Treating Myasthenia Gravis

Medical therapy, immunosuppressive drugs, assistive devices and pain management are all common treatment methods for neuromuscular disorders. Filtering out antibodies that are associated with the disease from the blood is an alternative treatment called apheresis.

Currently, there is no known cure for myasthenia gravis (MG). Available treatments can control symptoms and often allow you to have a relatively high quality of life. Most people with MG have an average life expectancy.

There are several therapies available to help reduce and improve muscle weakness:

  • Thymectomy: An operation to remove the problematic thymus gland can reduce symptoms, possibly by rebalancing the immune system. A NINDS-funded study of 126 people with myasthenia gravis with thymoma and those with no visible thymoma found the surgery reduced muscle weakness and the need for immunosuppressive drugs. Stable, long-lasting complete remissions are the goal of thymectomy and may occur in about 50 percent of individuals who undergo this procedure.
  • Monoclonal antibody: A treatment that targets the process by which acetylcholine antibodies injure the neuromuscular junction. The U.S. Food and Drug Administration (FDA) has approved the use of the medication eculizumab for the treatment of generalized myasthenia gravis in adults who test positive for the antiacetylcholine receptor (AchR) antibody.
  • Anticholinesterase medications: Medications to treat myasthenia gravis include anticholinesterase agents such as mestinon or pyridostigmine, which slow the breakdown of acetylcholine at the neuromuscular junction and improve neuromuscular transmission and increase muscle strength.
  • Immunosuppressive drugs: Group of drugs that improve muscle strength by suppressing the production of abnormal antibodies, such as prednisone, azathioprine, mycophenolate mofetil and tacrolimus. The drugs can cause significant side effects and must be carefully monitored by a physician.
  • Plasmapheresis and intravenous immunoglobulin: Therapies that are used in severe cases of myasthenia gravis to remove destructive antibodies that attack the neuromuscular junction, although their effectiveness usually only lasts a few weeks or months.
    • Plasmapheresis is a procedure using a machine to remove harmful antibodies in plasma and replace them with good plasma or a plasma substitute.
    • Intravenous immunoglobulin is a highly concentrated injection of antibodies pooled from many healthy donors that temporarily changes the way the immune system operates. It works by binding to the antibodies that cause myasthenia gravis and removing them from circulation.

Some cases of myasthenia gravis may go into remission, either temporarily or permanently, and muscle weakness may disappear completely so that medications can be discontinued.

Living with Myasthenia Gravis

While many neuromuscular disorders have no cure and are progressive, treatments can increase mobility, diminish symptoms and lengthen life. Patients can reduce pain, increase muscle control and reduce muscle degeneration by exercising regularly.

Some people with myasthenia gravis (MG) do not respond well to available treatment options, which usually include long-term suppression of the immune system.
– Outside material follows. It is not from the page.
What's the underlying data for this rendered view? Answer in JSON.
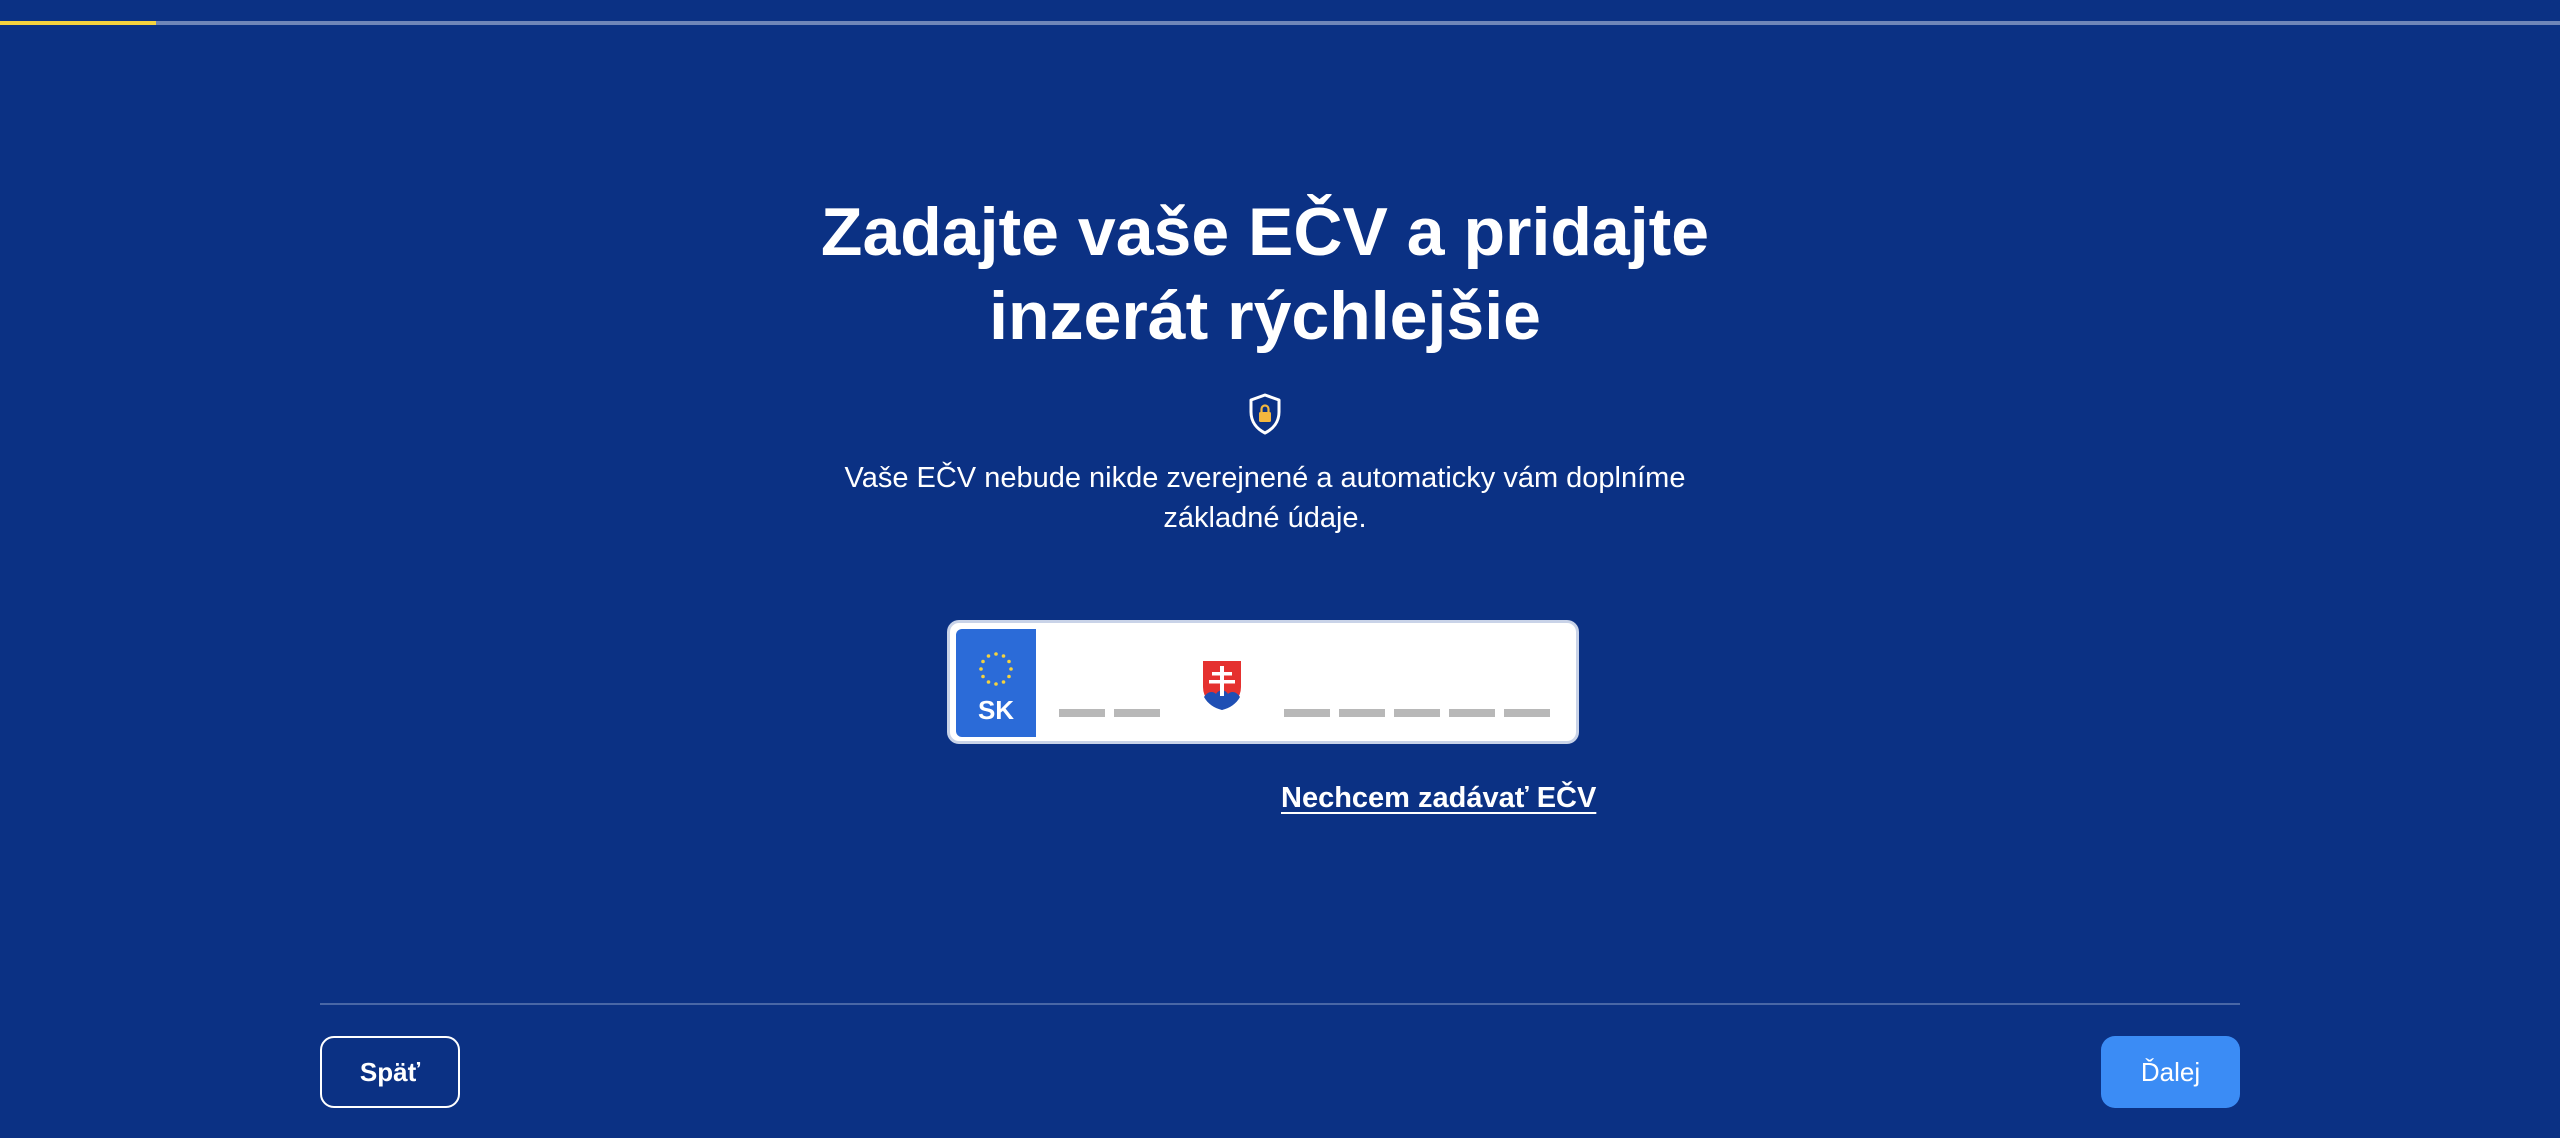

New drugs are being tested, either alone or in combination with existing drug therapies, to see if they are more effective in targeting the causes of the disease.

Diagnostics & Biomarkers

NINDS-funded researchers are exploring the assembly and function of connections between nerves and muscle fibers to understand the fundamental processes in neuromuscular development, which could reveal new therapies for neuromuscular diseases like MG. Researchers are also exploring better ways to treat MG by developing new tools to diagnose people with undetectable antibodies and identify potential biomarkers (signs that can help diagnose or measure the progression of a disease) to predict an individual’s response to immunosuppressive drugs.

Findings from a NINDS-supported study yielded conclusive evidence about the benefits of surgery for individuals without thymoma, a subject that was debated for decades. Other studies will continue to examine different therapies to see if they are superior to standard care options. Additionally, assistive technologies, such as magnetic devices, may also help people with MG to control some symptoms of the disorder.